Failed harvests, large-scale floods, migration and war: climate change is linked to all of these threats. In many places, journalists encounter these themes in their work. They talk with people who live and work in rural areas that are most affected by the destabilising impacts of climate change. They also see how these impacts intersect with other regional or local tensions. This gives them a rare perspective that can help policymakers come up with possible solutions to climate and security challenges.
Exchange of perspectives
Free Press Unlimited and the Stanley Foundation have partnered to bring 15 journalists to this year’s Planetary Security Conference in The Hague in February 2019. At the conference, politicians, diplomats, researchers and environmental advocates from around the world will exchange knowledge and explore solutions to the interconnected challenges of climate change, water management and conflict.
Journalists invited are from countries including Mali, Iraq, Egypt, Nigeria, Cameroon, Pakistan, Jamaica and Haiti - where the effects of climate change are already being felt. They work for local media and cover a wide range of issues, including climate change, development, water, conflict, human rights, migration, gender and politics.
Fellows will report on the conference itself. They are also a source of information and expertise on their own regions to others attending the conference. A media hub will allow for dialogue between fellows, other members of the press and conference attendees.
Reporting with impact
As part of the media fellowship, in the days before and after the conference, Free Press Unlimited and the Stanley Foundation are organising a training programme for the 15 journalists. Led by seasoned journalists, Ricci Shryock and Khaled Suleiman, the fellows will learn how to report with more impact on climate change and conflict in their communities.

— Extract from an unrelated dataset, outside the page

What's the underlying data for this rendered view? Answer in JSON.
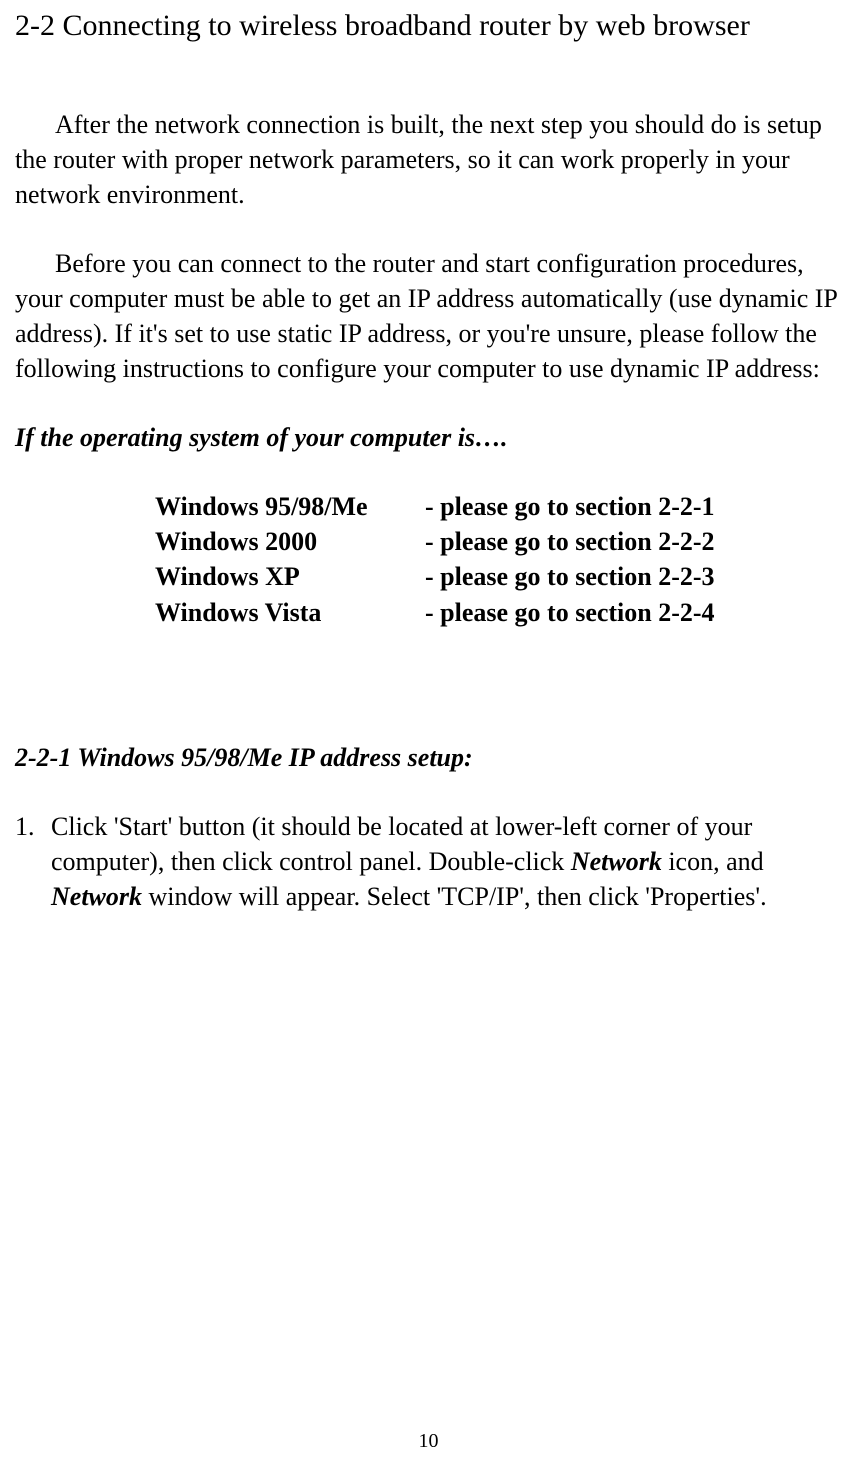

During the conference, Free Press Unlimited and the Stanley Foundation are also convening a session on reporting climate and security that will be open to all conference participants. The session deals with the role of local journalists in communicating the climate and security story: What are innovative storytelling approaches that resonate with local audiences? How can journalists link the local situation to global developments? How can they contribute to positive social change and hold power to account?
As media partners of the Planetary Security Conference, Free Press Unlimited and the Stanley Foundation want to promote better collaboration between the media, civil society and policymakers. This exchange of perspectives is a step in the direction of limiting the negative impacts of climate change and promoting peace and security.